Tarihi konularda şiddet içermeyen görüşler ifade ettiği için çeşitli cezai hükümlerle karşılaşan Ermeni kökenli Türk gazeteci Hrant Dink 2007 Ocak ayında bir suikasta kurban gitmiştir. Öldürülmesi Türk toplumunda dayanışma hareketi başlatmış olsa da, faillere destek ifadeleri de dile getirilmiştir. Hrant Dink cinayetinin faillerine karşı 2 Temmuz tarihinde açılmış olan dava halen devam etmektedir. Polis ihmali iddiaları dâhil olmak üzere, kapsamlı soruşturmaya ihtiyaç duyulmaktadır.”

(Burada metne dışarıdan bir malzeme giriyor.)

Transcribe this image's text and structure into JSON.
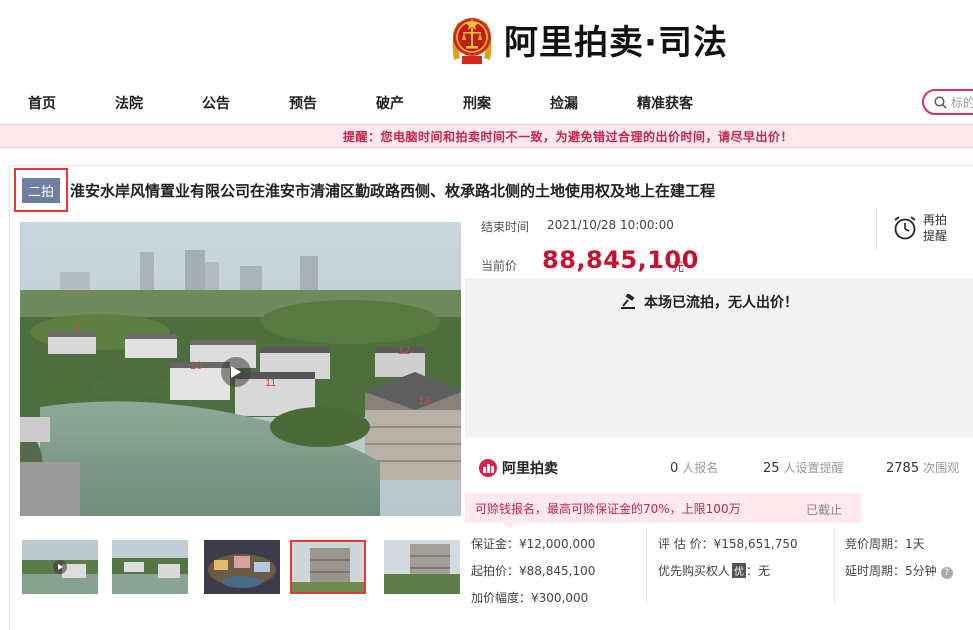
{
  "brand": {
    "logo_text": "阿里拍卖·司法",
    "ali_logo_text": "阿里拍卖"
  },
  "nav": {
    "items": [
      "首页",
      "法院",
      "公告",
      "预告",
      "破产",
      "刑案",
      "捡漏",
      "精准获客"
    ],
    "search_placeholder": "标的"
  },
  "warning": "提醒：您电脑时间和拍卖时间不一致，为避免错过合理的出价时间，请尽早出价！",
  "item": {
    "badge": "二拍",
    "title": "淮安水岸风情置业有限公司在淮安市清浦区勤政路西侧、枚承路北侧的土地使用权及地上在建工程",
    "end_time_label": "结束时间",
    "end_time": "2021/10/28 10:00:00",
    "price_label": "当前价",
    "price": "88,845,100",
    "price_unit": "元",
    "remind_label": "再拍提醒",
    "status_msg": "本场已流拍，无人出价！",
    "building_labels": [
      "5",
      "10",
      "11",
      "12",
      "13"
    ]
  },
  "stats": {
    "signups": "0",
    "signups_label": "人报名",
    "reminders": "25",
    "reminders_label": "人设置提醒",
    "views": "2785",
    "views_label": "次围观"
  },
  "deposit_bar": {
    "text": "可赊钱报名，最高可赊保证金的70%，上限100万",
    "end": "已截止"
  },
  "details": {
    "deposit": "保证金：¥12,000,000",
    "start_price": "起拍价：¥88,845,100",
    "increment": "加价幅度：¥300,000",
    "valuation": "评 估 价：¥158,651,750",
    "priority_label": "优先购买权人",
    "priority_badge": "优",
    "priority_value": "：无",
    "cycle": "竞价周期：1天",
    "delay": "延时周期：5分钟"
  },
  "colors": {
    "accent": "#c8102e",
    "warning_bg": "#ffe9ee",
    "badge_bg": "#6e7ea1",
    "highlight_border": "#e53935"
  }
}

—Raporda derneklerin yurtdışından yardım almalarının kolaylaştırılması istenmektedir:
“Dernekler Kanununca öngörülen, yurtdışından mali destek almadan önce ilgili makamların bilgilendirilmesi ve bu tür desteklere ilişkin ayrıntılı belgelerin sunulması yükümlülükleri, derneklerin faaliyetleri açısından bir yük teşkil etmektedir. Ayrıca, bazı dernekler zorluklarla karşılaşmaktadırlar. Amnesty International Türkiye’nin hesapları 1 Ocak 2007’den bu yana bloke edilmiştir. Siyasi partilerin Türkçeden başka bir dil kullanmalarına izin verilmemektedir”.
AI’ın Türkiye hesaplarını neden bloke ettiği tam anlaşılamamakla birlikte, Türkiye ile kurum arasında sorunlar olduğu anlaşılmaktadır.
— Raporda yukarıda söz ettiğimiz İçişleri Bakanlığı genelgesinden söz edilmekte, valilerden gayrimüslimler konusunda daha duyarlı olmaları istenmektedir.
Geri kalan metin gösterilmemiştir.